Hence, the total volume of the metal is $\dfrac{{{m_m}}}{{14}}$.

(a)The buoyant force is given by
${\text{Buoyant force}} = \rho Vg$
When the metal is placed on the top of the wood, the volume of the water displaced is equal to the volume of the wood immersed in the water.

According to the Archimedes’ principle, the weight of the metal and wood is equal to the buoyant force on the top of the wood immersed in the water.
$\left( {{m_w} + {m_m}} \right)g = \rho Vg$
$\Rightarrow {m_w} + {m_m} = \rho V$
Rearrange the above equation for the mass ${m_m}$ of the metal.
$\Rightarrow {m_m} = \rho V - {m_w}$

Substitute $1\,{\text{kg/}}{{\text{m}}^3}$ for $\rho$, $\left( {0.9 \times 20} \right)\,{\text{kg/}}{{\text{m}}^3}$ for $V$ and $12\,{\text{kg}}$ for ${m_w}$ in the above equation.
$\Rightarrow {m_m} = \left[ {1\,{\text{kg/}}{{\text{m}}^3}} \right]\left[ {\left( {0.9 \times 20} \right)\,{\text{kg/}}{{\text{m}}^3}} \right] - \left( {12\,{\text{kg}}} \right)$
$\Rightarrow {m_m} = 6\,{\text{kg}}$

Hence, the weight of the metal when metal is placed on top of wood is $6\,{\text{kg}}$.

(b)When the metal is attached below the wood, the volume of the water displaced is equal to the volume of the wood immersed in the water and the volume of the metal.

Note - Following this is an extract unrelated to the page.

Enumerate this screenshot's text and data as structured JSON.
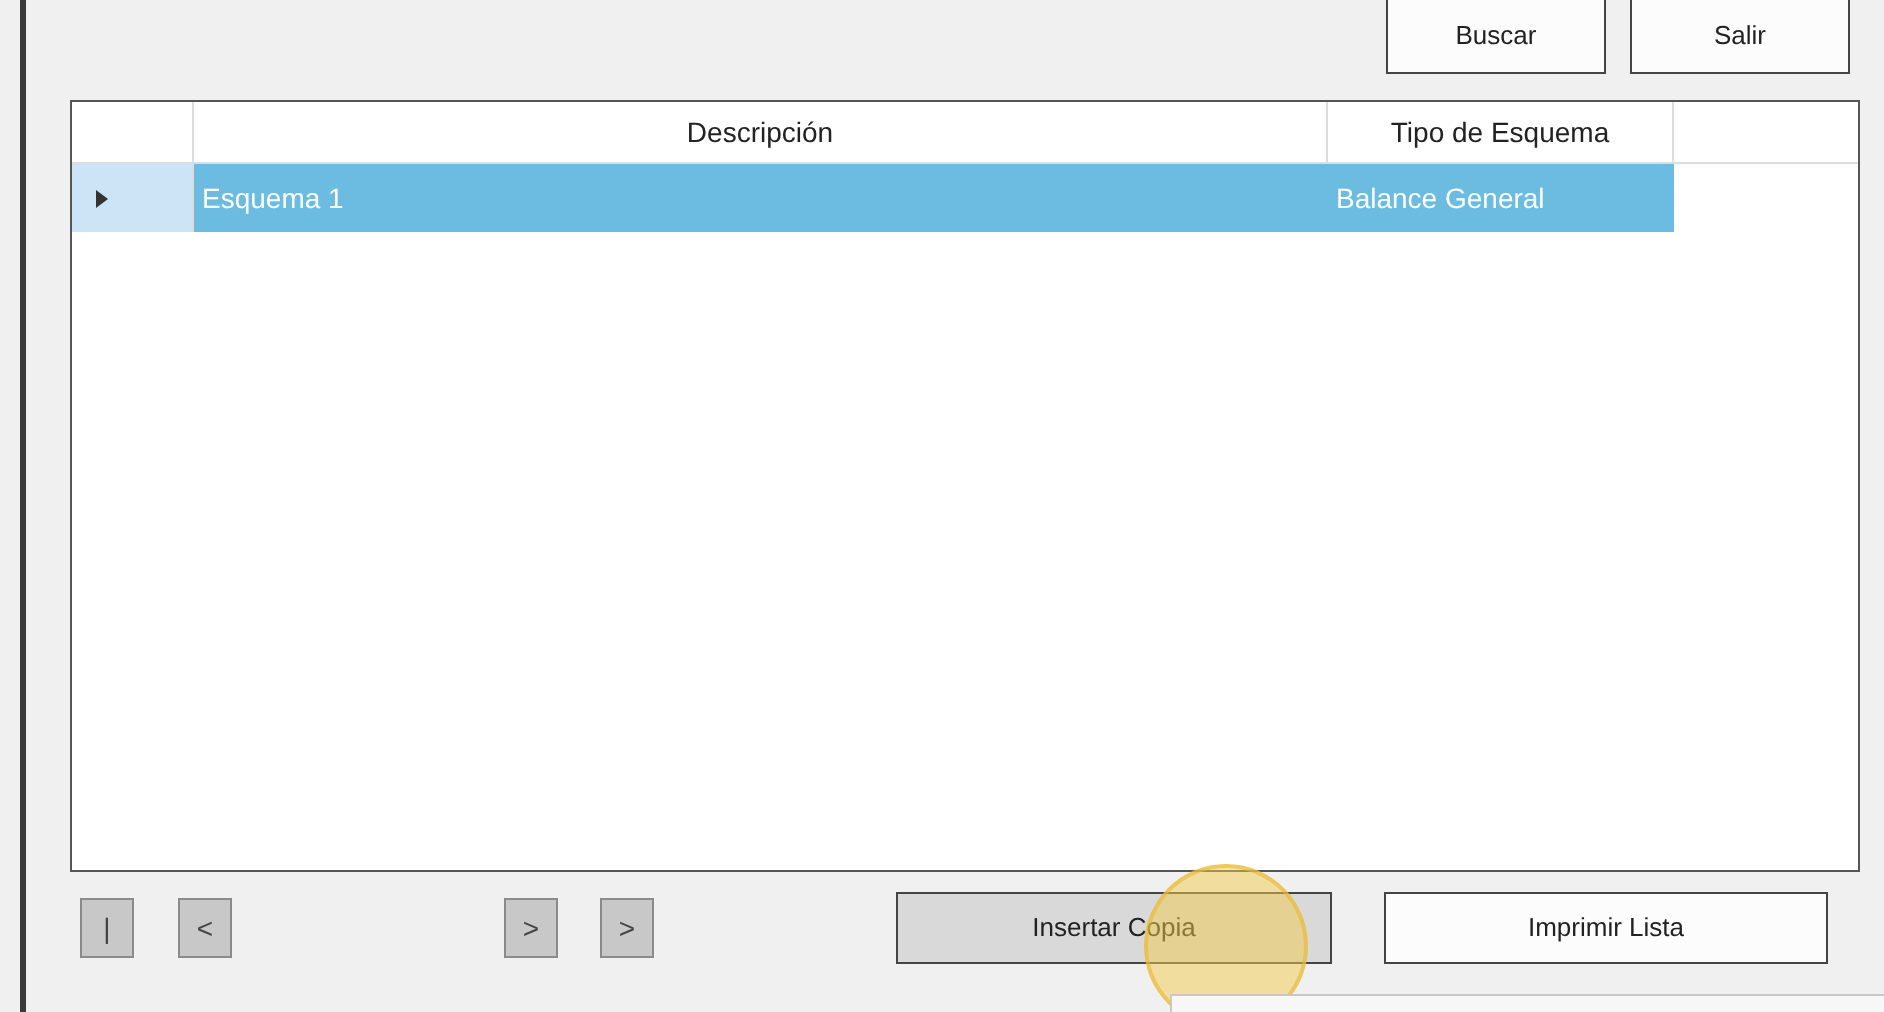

According to the Archimedes’ principle, the weight of the metal and wood is equal to the buoyant force on the top of the wood immersed in the water.
$\left( {{m_w} + {m_m}} \right)g = \rho \left( {V + {V_m}} \right)g$
$\Rightarrow {m_w} + {m_m} = \rho \left( {V + {V_m}} \right)$

Rearrange the above equation for the mass ${m_m}$ of the metal.
$\Rightarrow {m_m} = \rho \left( {V + {V_m}} \right) - {m_w}$

Substitute $1\,{\text{kg/}}{{\text{m}}^3}$ for $\rho$, $\dfrac{{{m_m}}}{{14}}$ for ${V_m}$, $\left( {0.9 \times 20} \right)\,{\text{kg/}}{{\text{m}}^3}$ for $V$ and $12\,{\text{kg}}$ for ${m_w}$ in the above equation.
$\Rightarrow {m_m} = \left[ {1\,{\text{kg/}}{{\text{m}}^3}} \right]\left[ {\left( {0.9 \times 20} \right)\,{\text{kg/}}{{\text{m}}^3} + \dfrac{{{m_m}}}{{14}}} \right] - \left( {12\,{\text{kg}}} \right)$
$\Rightarrow {m_m} - \dfrac{{{m_m}}}{{14}} = \left( {0.9 \times 20} \right)\,{\text{kg/}}{{\text{m}}^3} - \left( {12\,{\text{kg}}} \right)$
$\Rightarrow \dfrac{{13{m_m}}}{{14}} = \left( {0.9 \times 20} \right)\,{\text{kg/}}{{\text{m}}^3} - \left( {12\,{\text{kg}}} \right)$
$\Rightarrow {m_m} = 6.5\,{\text{kg}}$
Hence, the mass of metal when it is attached below the wood is $6.5\,{\text{kg}}$.

Therefore, the weight of the metal should be $6\,{\text{kg}}$ and $6.5\,{\text{kg}}$.

So, the correct answer is “Option B”.

Note:
The students may assume that the mass of the metal obtained by using Archimedes’ principle should be multiplied by the acceleration due to gravity as the weight of the metal needed is to be determined. But the weight mentioned in the question is the mass of the metal as the options given has the unit of mass.